A modification of the present unsatisfactory condition may be found in the unsettled theory that a State corporation franchise used for the purpose of interstate commerce is under the rule in Cooley v. The Board of Port Wardens (12 Howard, 299), and is subject to taxation and other regulation by the States only in the silence of Congress; that Congress might now legislate, totally forbidding or partially restricting the right of the States to tax such franchises when used in interstate commerce.

If it be admitted that such franchises are, in the present statutory condition of affairs, necessary factors in interstate commerce, it seems probable that Congress could so protect them, and probably this is the fact. But this entire suggestion has the disadvantage above referred to, namely, that of being a negative one upon which it will be difficult to develop any Federal judicial interpretation of the commerce clause in an affirmative manner, so as to bring out the full scope of the positive powers given thereby to Congress.

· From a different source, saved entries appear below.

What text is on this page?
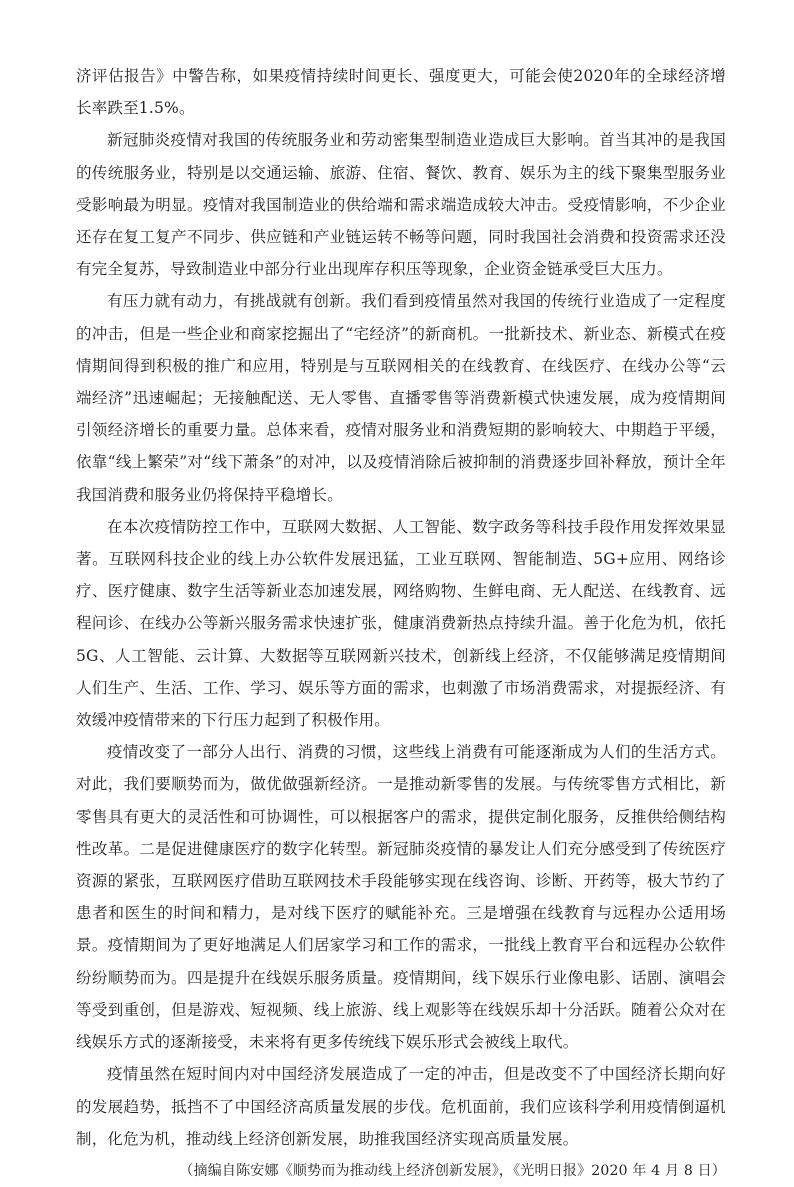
济评估报告》中警告称，如果疫情持续时间更长、强度更大，可能会使2020年的全球经济增长率跌至1.5%。

新冠肺炎疫情对我国的传统服务业和劳动密集型制造业造成巨大影响。首当其冲的是我国的传统服务业，特别是以交通运输、旅游、住宿、餐饮、教育、娱乐为主的线下聚集型服务业受影响最为明显。疫情对我国制造业的供给端和需求端造成较大冲击。受疫情影响，不少企业还存在复工复产不同步、供应链和产业链运转不畅等问题，同时我国社会消费和投资需求还没有完全复苏，导致制造业中部分行业出现库存积压等现象，企业资金链承受巨大压力。

有压力就有动力，有挑战就有创新。我们看到疫情虽然对我国的传统行业造成了一定程度的冲击，但是一些企业和商家挖掘出了“宅经济”的新商机。一批新技术、新业态、新模式在疫情期间得到积极的推广和应用，特别是与互联网相关的在线教育、在线医疗、在线办公等“云端经济”迅速崛起；无接触配送、无人零售、直播零售等消费新模式快速发展，成为疫情期间引领经济增长的重要力量。总体来看，疫情对服务业和消费短期的影响较大、中期趋于平缓，依靠“线上繁荣”对“线下萧条”的对冲，以及疫情消除后被抑制的消费逐步回补释放，预计全年我国消费和服务业仍将保持平稳增长。

在本次疫情防控工作中，互联网大数据、人工智能、数字政务等科技手段作用发挥效果显著。互联网科技企业的线上办公软件发展迅猛，工业互联网、智能制造、5G+应用、网络诊疗、医疗健康、数字生活等新业态加速发展，网络购物、生鲜电商、无人配送、在线教育、远程问诊、在线办公等新兴服务需求快速扩张，健康消费新热点持续升温。善于化危为机，依托5G、人工智能、云计算、大数据等互联网新兴技术，创新线上经济，不仅能够满足疫情期间人们生产、生活、工作、学习、娱乐等方面的需求，也刺激了市场消费需求，对提振经济、有效缓冲疫情带来的下行压力起到了积极作用。

疫情改变了一部分人出行、消费的习惯，这些线上消费有可能逐渐成为人们的生活方式。对此，我们要顺势而为，做优做强新经济。一是推动新零售的发展。与传统零售方式相比，新零售具有更大的灵活性和可协调性，可以根据客户的需求，提供定制化服务，反推供给侧结构性改革。二是促进健康医疗的数字化转型。新冠肺炎疫情的暴发让人们充分感受到了传统医疗资源的紧张，互联网医疗借助互联网技术手段能够实现在线咨询、诊断、开药等，极大节约了患者和医生的时间和精力，是对线下医疗的赋能补充。三是增强在线教育与远程办公适用场景。疫情期间为了更好地满足人们居家学习和工作的需求，一批线上教育平台和远程办公软件纷纷顺势而为。四是提升在线娱乐服务质量。疫情期间，线下娱乐行业像电影、话剧、演唱会等受到重创，但是游戏、短视频、线上旅游、线上观影等在线娱乐却十分活跃。随着公众对在线娱乐方式的逐渐接受，未来将有更多传统线下娱乐形式会被线上取代。

疫情虽然在短时间内对中国经济发展造成了一定的冲击，但是改变不了中国经济长期向好的发展趋势，抵挡不了中国经济高质量发展的步伐。危机面前，我们应该科学利用疫情倒逼机制，化危为机，推动线上经济创新发展，助推我国经济实现高质量发展。

（摘编自陈安娜《顺势而为推动线上经济创新发展》，《光明日报》2020 年 4 月 8 日）
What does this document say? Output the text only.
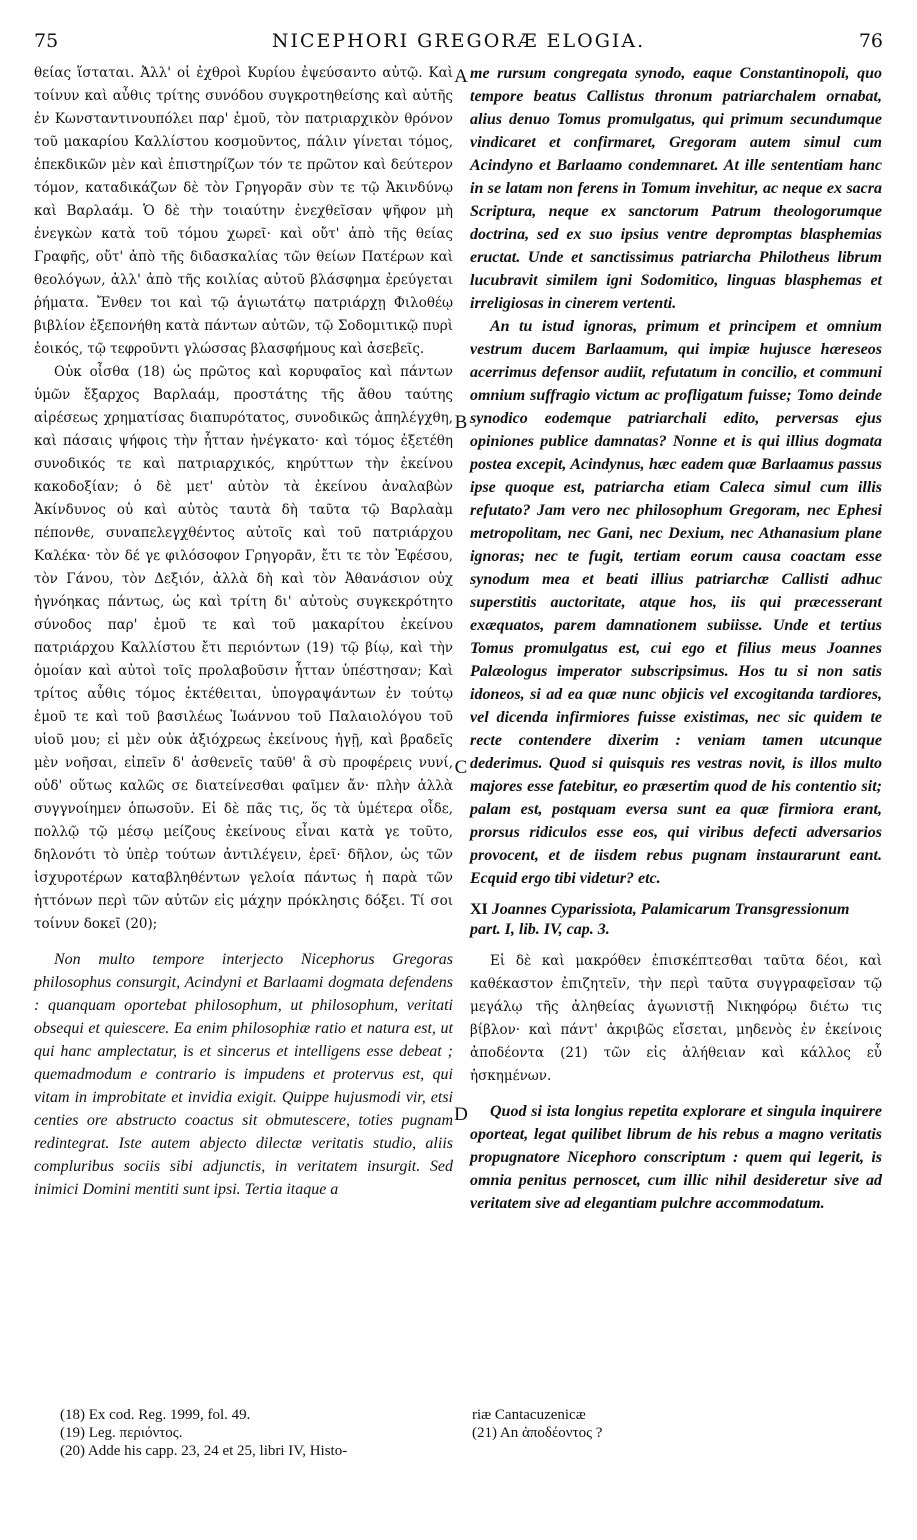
75	NICEPHORI GREGORÆ ELOGIA.	76
A
B
C
D

θείας ἵσταται. Ἀλλ' οἱ ἐχθροὶ Κυρίου ἐψεύσαντο αὐτῷ. Καὶ τοίνυν καὶ αὖθις τρίτης συνόδου συγκροτηθείσης καὶ αὐτῆς ἐν Κωνσταντινουπόλει παρ' ἐμοῦ, τὸν πατριαρχικὸν θρόνον τοῦ μακαρίου Καλλίστου κοσμοῦντος, πάλιν γίνεται τόμος, ἐπεκδικῶν μὲν καὶ ἐπιστηρίζων τόν τε πρῶτον καὶ δεύτερον τόμον, καταδικάζων δὲ τὸν Γρηγορᾶν σὺν τε τῷ Ἀκινδύνῳ καὶ Βαρλαάμ. Ὁ δὲ τὴν τοιαύτην ἐνεχθεῖσαν ψῆφον μὴ ἐνεγκὼν κατὰ τοῦ τόμου χωρεῖ· καὶ οὔτ' ἀπὸ τῆς θείας Γραφῆς, οὔτ' ἀπὸ τῆς διδασκαλίας τῶν θείων Πατέρων καὶ θεολόγων, ἀλλ' ἀπὸ τῆς κοιλίας αὐτοῦ βλάσφημα ἐρεύγεται ῥήματα. Ἔνθεν τοι καὶ τῷ ἁγιωτάτῳ πατριάρχῃ Φιλοθέῳ βιβλίον ἐξεπονήθη κατὰ πάντων αὐτῶν, τῷ Σοδομιτικῷ πυρὶ ἐοικός, τῷ τεφροῦντι γλώσσας βλασφήμους καὶ ἀσεβεῖς.

Οὐκ οἶσθα (18) ὡς πρῶτος καὶ κορυφαῖος καὶ πάντων ὑμῶν ἔξαρχος Βαρλαάμ, προστάτης τῆς ἄθου ταύτης αἱρέσεως χρηματίσας διαπυρότατος, συνοδικῶς ἀπηλέγχθη, καὶ πάσαις ψήφοις τὴν ἧτταν ἠνέγκατο· καὶ τόμος ἐξετέθη συνοδικός τε καὶ πατριαρχικός, κηρύττων τὴν ἐκείνου κακοδοξίαν; ὁ δὲ μετ' αὐτὸν τὰ ἐκείνου ἀναλαβὼν Ἀκίνδυνος οὐ καὶ αὐτὸς ταυτὰ δὴ ταῦτα τῷ Βαρλαὰμ πέπονθε, συναπελεγχθέντος αὐτοῖς καὶ τοῦ πατριάρχου Καλέκα· τὸν δέ γε φιλόσοφον Γρηγορᾶν, ἔτι τε τὸν Ἐφέσου, τὸν Γάνου, τὸν Δεξιόν, ἀλλὰ δὴ καὶ τὸν Ἀθανάσιον οὐχ ἠγνόηκας πάντως, ὡς καὶ τρίτη δι' αὐτοὺς συγκεκρότητο σύνοδος παρ' ἐμοῦ τε καὶ τοῦ μακαρίτου ἐκείνου πατριάρχου Καλλίστου ἔτι περιόντων (19) τῷ βίῳ, καὶ τὴν ὁμοίαν καὶ αὐτοὶ τοῖς προλαβοῦσιν ἧτταν ὑπέστησαν; Καὶ τρίτος αὖθις τόμος ἐκτέθειται, ὑπογραψάντων ἐν τούτῳ ἐμοῦ τε καὶ τοῦ βασιλέως Ἰωάννου τοῦ Παλαιολόγου τοῦ υἱοῦ μου; εἰ μὲν οὐκ ἀξιόχρεως ἐκείνους ἡγῇ, καὶ βραδεῖς μὲν νοῆσαι, εἰπεῖν δ' ἀσθενεῖς ταῦθ' ἃ σὺ προφέρεις νυνί, οὐδ' οὕτως καλῶς σε διατείνεσθαι φαῖμεν ἄν· πλὴν ἀλλὰ συγγνοίημεν ὁπωσοῦν. Εἰ δὲ πᾶς τις, ὅς τὰ ὑμέτερα οἶδε, πολλῷ τῷ μέσῳ μείζους ἐκείνους εἶναι κατὰ γε τοῦτο, δηλονότι τὸ ὑπὲρ τούτων ἀντιλέγειν, ἐρεῖ· δῆλον, ὡς τῶν ἰσχυροτέρων καταβληθέντων γελοία πάντως ἡ παρὰ τῶν ἡττόνων περὶ τῶν αὐτῶν εἰς μάχην πρόκλησις δόξει. Τί σοι τοίνυν δοκεῖ (20);

Non multo tempore interjecto Nicephorus Gregoras philosophus consurgit, Acindyni et Barlaami dogmata defendens : quanquam oportebat philosophum, ut philosophum, veritati obsequi et quiescere. Ea enim philosophiæ ratio et natura est, ut qui hanc amplectatur, is et sincerus et intelligens esse debeat ; quemadmodum e contrario is impudens et protervus est, qui vitam in improbitate et invidia exigit. Quippe hujusmodi vir, etsi centies ore abstructo coactus sit obmutescere, toties pugnam redintegrat. Iste autem abjecto dilectæ veritatis studio, aliis compluribus sociis sibi adjunctis, in veritatem insurgit. Sed inimici Domini mentiti sunt ipsi. Tertia itaque a

me rursum congregata synodo, eaque Constantinopoli, quo tempore beatus Callistus thronum patriarchalem ornabat, alius denuo Tomus promulgatus, qui primum secundumque vindicaret et confirmaret, Gregoram autem simul cum Acindyno et Barlaamo condemnaret. At ille sententiam hanc in se latam non ferens in Tomum invehitur, ac neque ex sacra Scriptura, neque ex sanctorum Patrum theologorumque doctrina, sed ex suo ipsius ventre depromptas blasphemias eructat. Unde et sanctissimus patriarcha Philotheus librum lucubravit similem igni Sodomitico, linguas blasphemas et irreligiosas in cinerem vertenti.

An tu istud ignoras, primum et principem et omnium vestrum ducem Barlaamum, qui impiæ hujusce hæreseos acerrimus defensor audiit, refutatum in concilio, et communi omnium suffragio victum ac profligatum fuisse; Tomo deinde synodico eodemque patriarchali edito, perversas ejus opiniones publice damnatas? Nonne et is qui illius dogmata postea excepit, Acindynus, hæc eadem quæ Barlaamus passus ipse quoque est, patriarcha etiam Caleca simul cum illis refutato? Jam vero nec philosophum Gregoram, nec Ephesi metropolitam, nec Gani, nec Dexium, nec Athanasium plane ignoras; nec te fugit, tertiam eorum causa coactam esse synodum mea et beati illius patriarchæ Callisti adhuc superstitis auctoritate, atque hos, iis qui præcesserant exæquatos, parem damnationem subiisse. Unde et tertius Tomus promulgatus est, cui ego et filius meus Joannes Palæologus imperator subscripsimus. Hos tu si non satis idoneos, si ad ea quæ nunc objicis vel excogitanda tardiores, vel dicenda infirmiores fuisse existimas, nec sic quidem te recte contendere dixerim : veniam tamen utcunque dederimus. Quod si quisquis res vestras novit, is illos multo majores esse fatebitur, eo præsertim quod de his contentio sit; palam est, postquam eversa sunt ea quæ firmiora erant, prorsus ridiculos esse eos, qui viribus defecti adversarios provocent, et de iisdem rebus pugnam instaurarunt eant. Ecquid ergo tibi videtur? etc.

XI Joannes Cyparissiota, Palamicarum Transgressionum part. I, lib. IV, cap. 3.

Εἰ δὲ καὶ μακρόθεν ἐπισκέπτεσθαι ταῦτα δέοι, καὶ καθέκαστον ἐπιζητεῖν, τὴν περὶ ταῦτα συγγραφεῖσαν τῷ μεγάλῳ τῆς ἀληθείας ἀγωνιστῇ Νικηφόρῳ διέτω τις βίβλον· καὶ πάντ' ἀκριβῶς εἴσεται, μηδενὸς ἐν ἐκείνοις ἀποδέοντα (21) τῶν εἰς ἀλήθειαν καὶ κάλλος εὖ ἠσκημένων.

Quod si ista longius repetita explorare et singula inquirere oporteat, legat quilibet librum de his rebus a magno veritatis propugnatore Nicephoro conscriptum : quem qui legerit, is omnia penitus pernoscet, cum illic nihil desideretur sive ad veritatem sive ad elegantiam pulchre accommodatum.

(18) Ex cod. Reg. 1999, fol. 49.
(19) Leg. περιόντος.
(20) Adde his capp. 23, 24 et 25, libri IV, Histo-
riæ Cantacuzenicæ
(21) An ἀποδέοντος ?
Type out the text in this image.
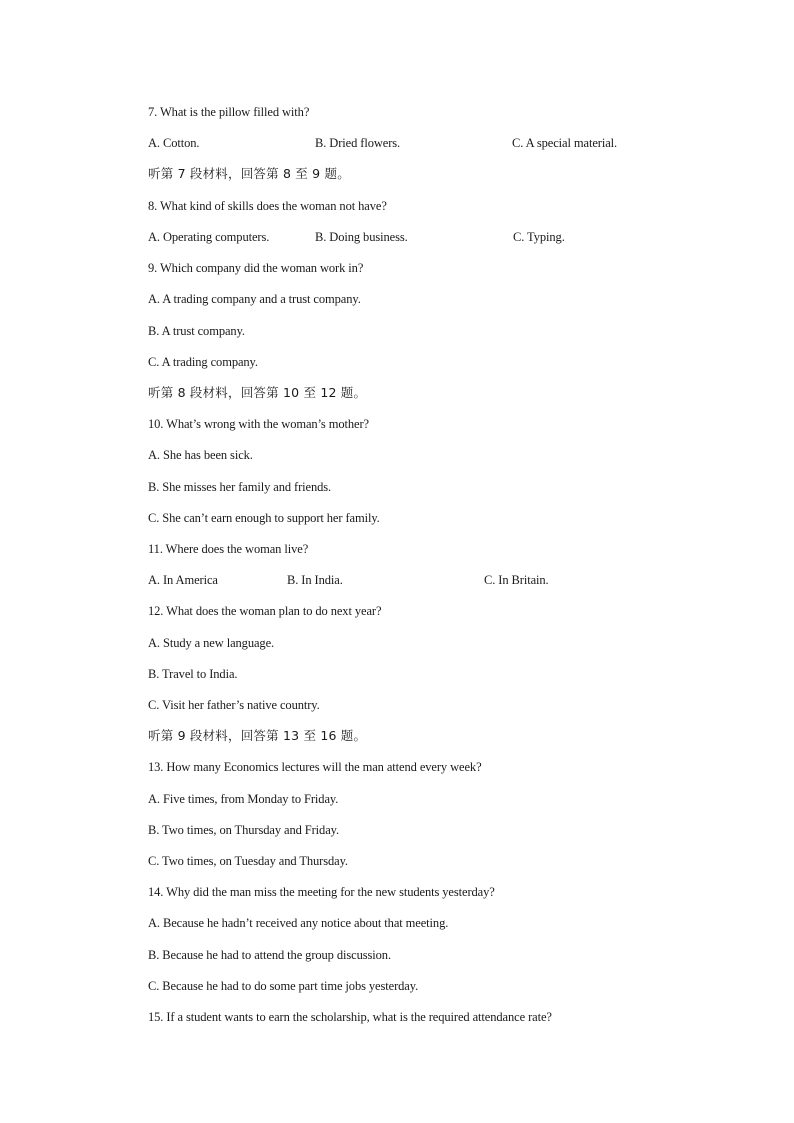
7. What is the pillow filled with?
A. Cotton.	B. Dried flowers.	C. A special material.
听第 7 段材料，回答第 8 至 9 题。
8. What kind of skills does the woman not have?
A. Operating computers.	B. Doing business.	C. Typing.
9. Which company did the woman work in?
A. A trading company and a trust company.
B. A trust company.
C. A trading company.
听第 8 段材料，回答第 10 至 12 题。
10. What’s wrong with the woman’s mother?
A. She has been sick.
B. She misses her family and friends.
C. She can’t earn enough to support her family.
11. Where does the woman live?
A. In America	B. In India.	C. In Britain.
12. What does the woman plan to do next year?
A. Study a new language.
B. Travel to India.
C. Visit her father’s native country.
听第 9 段材料，回答第 13 至 16 题。
13. How many Economics lectures will the man attend every week?
A. Five times, from Monday to Friday.
B. Two times, on Thursday and Friday.
C. Two times, on Tuesday and Thursday.
14. Why did the man miss the meeting for the new students yesterday?
A. Because he hadn’t received any notice about that meeting.
B. Because he had to attend the group discussion.
C. Because he had to do some part time jobs yesterday.
15. If a student wants to earn the scholarship, what is the required attendance rate?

In general, therefore, the legal situation seems as yet undeveloped. It seems clear, however, if these legal principles are carried to their logical conclusion, that interstate commerce does not rest on any secure or unassailable legal basis so far as concerns corporations. This line of argument would therefore lead directly to the conclusion that corporate interstate commerce must, in order to be permanently and securely established, be based on Federal franchises to engage in interstate commerce.

If this be so, we seem to be led in the direction of a more logical and complete development of the suggested “Federal license system” as a means of regulating interstate commerce. Briefly, the United States should issue to corporations proposing to engage in interstate commerce a franchise to so engage. This franchise would, of course, be beyond the power of the States to tax or otherwise burden; would definitely place the right to engage in interstate commerce upon an unassailable Federal basis; would give a satisfactory ground, it is believed, for imposing such other Federal conditions upon these corporations as are essential for the reforming of corporate business; would establish a clear statutory distinction between the Federal and the State powers concerning interstate commerce, and allow for the development of a body of w, especially by court decisions upon Federal statutes, that would indicate just how much power can be granted by the United States in connection with such franchises, e. g., the power to manufacture, the power to purchase of State corporations or individuals, the power generally to carry on the various necessary incidentals of an interstate business, to hold real estate and to condemn the same by eminent domain; and, in brief, there could be developed under some such Federal franchise law the full meaning and scope of the commerce clause of the Constitution from an affirmative Federal standpoint, where the real issues would be brought out and where the courts would see clearly the full need of such a Federal system. The difficulty with the decisions up to the present is that they are almost wholly negative; that is, they have been raised upon questions of the restraining of the powers of the States over interstate commerce, while very few have been raised as to the affirmative powers of the Federal Government over such commerce. It is obvious that to develop fully by judicial decision the great Federal powers under the commerce clause, action must be bad under affirmative legislation, where the attention of the court will be directed to the limiting and defining of the affirmative powers of the United States, rather than to the restricting and limiting of State powers over a subject that is admittedly Federal.